A few days later Aline apologized to Perkins:I have been on the rack for a long time, and I am taking punishment for two things I cannot help any more than the color of my eyes. I was born too soon, and I love too well. I wish I could show you what is in my heart, how I understand what you have done for Tom and how I understand your special quality. I have said things to you I should not have said for I know the road you have travelled with him.
What she could not make clear to Wolfe she explained to his editor: While Tom wanted to cancel his debts with cash, she would never accept any kind of reimbursement.
Whatever I did for him in those early years of his work was done from the fullness of our love and my faith in him. Let me keep that, it is the one best thing in my life. There will never be a question of any claim, there surely can be no question of repayment in money.
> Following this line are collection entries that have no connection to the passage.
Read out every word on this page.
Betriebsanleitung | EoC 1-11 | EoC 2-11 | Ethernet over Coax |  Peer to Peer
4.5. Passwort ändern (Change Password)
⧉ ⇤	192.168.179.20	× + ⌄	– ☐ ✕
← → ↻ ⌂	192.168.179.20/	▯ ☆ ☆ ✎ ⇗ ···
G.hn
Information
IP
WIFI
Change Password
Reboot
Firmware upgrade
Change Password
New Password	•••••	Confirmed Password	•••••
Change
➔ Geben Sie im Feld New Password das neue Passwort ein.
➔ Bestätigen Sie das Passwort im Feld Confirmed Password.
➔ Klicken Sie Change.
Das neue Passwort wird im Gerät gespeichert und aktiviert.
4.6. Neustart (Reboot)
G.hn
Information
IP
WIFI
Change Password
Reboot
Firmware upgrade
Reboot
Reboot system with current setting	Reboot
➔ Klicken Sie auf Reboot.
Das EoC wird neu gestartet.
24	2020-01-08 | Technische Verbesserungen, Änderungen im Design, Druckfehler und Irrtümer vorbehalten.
During this time Aline Bernstein was working day and night in the theater and was tired and sleepless. From time to time she saw Wolfe, but never with much satisfaction; his mind was on other things and they were uncomfortable together. In the last week of July she collapsed and remained unconscious for three days. She had developed pleurisy. “It is awful, I am gasping for breath in an oxygen tent and the pain is awful,” she wrote Wolfe when she came to. “I was never so sick but I’m going to get well, I have a lot to finish. I hope you never get pleurisy.”
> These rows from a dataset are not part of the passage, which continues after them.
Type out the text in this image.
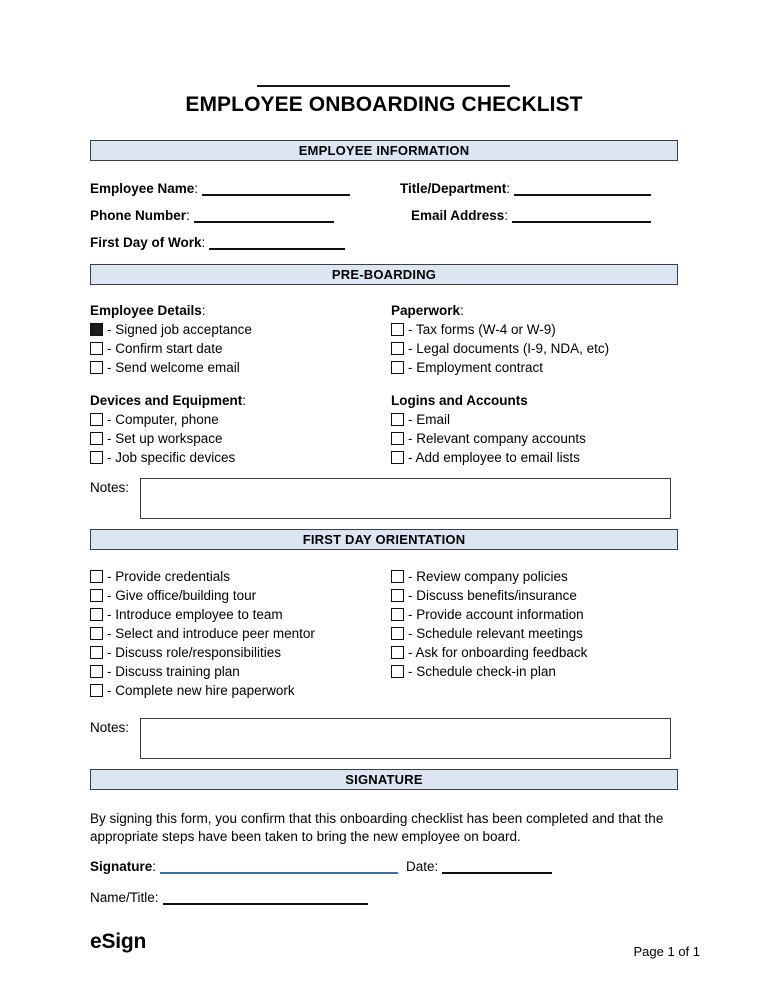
EMPLOYEE ONBOARDING CHECKLIST
EMPLOYEE INFORMATION
Employee Name:	Title/Department:
Phone Number:	Email Address:
First Day of Work:
PRE-BOARDING
Employee Details:
- Signed job acceptance
- Confirm start date
- Send welcome email
Paperwork:
- Tax forms (W-4 or W-9)
- Legal documents (I-9, NDA, etc)
- Employment contract
Devices and Equipment:
- Computer, phone
- Set up workspace
- Job specific devices
Logins and Accounts
- Email
- Relevant company accounts
- Add employee to email lists
Notes:
FIRST DAY ORIENTATION
- Provide credentials
- Give office/building tour
- Introduce employee to team
- Select and introduce peer mentor
- Discuss role/responsibilities
- Discuss training plan
- Complete new hire paperwork
- Review company policies
- Discuss benefits/insurance
- Provide account information
- Schedule relevant meetings
- Ask for onboarding feedback
- Schedule check-in plan
Notes:
SIGNATURE
By signing this form, you confirm that this onboarding checklist has been completed and that the appropriate steps have been taken to bring the new employee on board.
Signature:	Date:
Name/Title:
eSign	Page 1 of 1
Wolfe went west on July 27, to the writers’ conference at the University of Colorado in Boulder, and in mid-August Max received his first letter from him. “This has been, and is going to be, an extraordinary trip,” he wrote Max just before leaving for Denver and points south. After all the discussions, lectures, readings, and parties, he too was exhausted.
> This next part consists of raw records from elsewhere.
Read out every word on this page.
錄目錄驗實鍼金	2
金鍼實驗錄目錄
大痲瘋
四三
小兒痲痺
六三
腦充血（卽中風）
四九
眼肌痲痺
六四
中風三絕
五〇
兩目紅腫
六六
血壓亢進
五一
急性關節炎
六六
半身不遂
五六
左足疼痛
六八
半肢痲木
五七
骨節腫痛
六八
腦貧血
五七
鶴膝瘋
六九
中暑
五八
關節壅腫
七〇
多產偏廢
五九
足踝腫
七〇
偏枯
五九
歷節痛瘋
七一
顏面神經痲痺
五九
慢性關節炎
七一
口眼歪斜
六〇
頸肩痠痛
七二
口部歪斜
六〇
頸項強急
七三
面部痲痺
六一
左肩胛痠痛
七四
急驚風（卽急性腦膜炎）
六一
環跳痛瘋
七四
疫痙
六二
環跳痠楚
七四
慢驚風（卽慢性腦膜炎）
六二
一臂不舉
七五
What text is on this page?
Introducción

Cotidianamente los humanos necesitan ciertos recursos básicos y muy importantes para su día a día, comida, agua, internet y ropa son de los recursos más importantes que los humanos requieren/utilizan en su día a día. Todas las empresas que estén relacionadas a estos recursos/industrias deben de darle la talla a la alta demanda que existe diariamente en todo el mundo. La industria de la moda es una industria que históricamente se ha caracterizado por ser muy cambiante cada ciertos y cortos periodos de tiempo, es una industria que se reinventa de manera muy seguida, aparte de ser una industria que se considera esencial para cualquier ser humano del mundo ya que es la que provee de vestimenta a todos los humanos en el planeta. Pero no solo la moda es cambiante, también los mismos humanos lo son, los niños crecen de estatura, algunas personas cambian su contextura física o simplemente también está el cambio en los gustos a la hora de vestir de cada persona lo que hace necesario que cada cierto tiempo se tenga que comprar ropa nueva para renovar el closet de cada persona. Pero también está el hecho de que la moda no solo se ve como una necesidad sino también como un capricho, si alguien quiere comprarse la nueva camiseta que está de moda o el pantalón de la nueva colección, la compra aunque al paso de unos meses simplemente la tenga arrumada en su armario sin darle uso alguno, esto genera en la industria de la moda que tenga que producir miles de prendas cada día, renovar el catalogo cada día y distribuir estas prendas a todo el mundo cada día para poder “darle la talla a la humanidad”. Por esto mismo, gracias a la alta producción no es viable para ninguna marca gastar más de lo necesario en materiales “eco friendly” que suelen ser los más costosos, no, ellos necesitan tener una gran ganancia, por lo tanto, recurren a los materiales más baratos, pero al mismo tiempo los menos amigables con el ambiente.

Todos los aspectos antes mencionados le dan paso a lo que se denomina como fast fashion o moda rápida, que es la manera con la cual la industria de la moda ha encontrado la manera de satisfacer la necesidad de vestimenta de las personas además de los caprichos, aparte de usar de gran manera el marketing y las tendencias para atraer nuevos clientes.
Perkins was most concerned about Tom’s anthology, now titled From Death to Morning. Still distressed by all the mistakes in Of Time and the River, Wolfe wrote Perkins, “You must not put the manuscript of a book of stories in final form until after my return to New York. If that means the book of stories will have to be deferred till next spring, then they will have to be deferred, but I will not consent this time to allow the book to be taken away from me and printed and published until I myself have had time to look at the proofs, and at any rate to talk to you about certain revisions, changes, excisions, or additions that ought to be made. I really mean this, Max.” He added: “I propose rather to prepare my work in every way possible to meet and refute, if I can, some of the very grave and serious criticisms that were made about the last book.”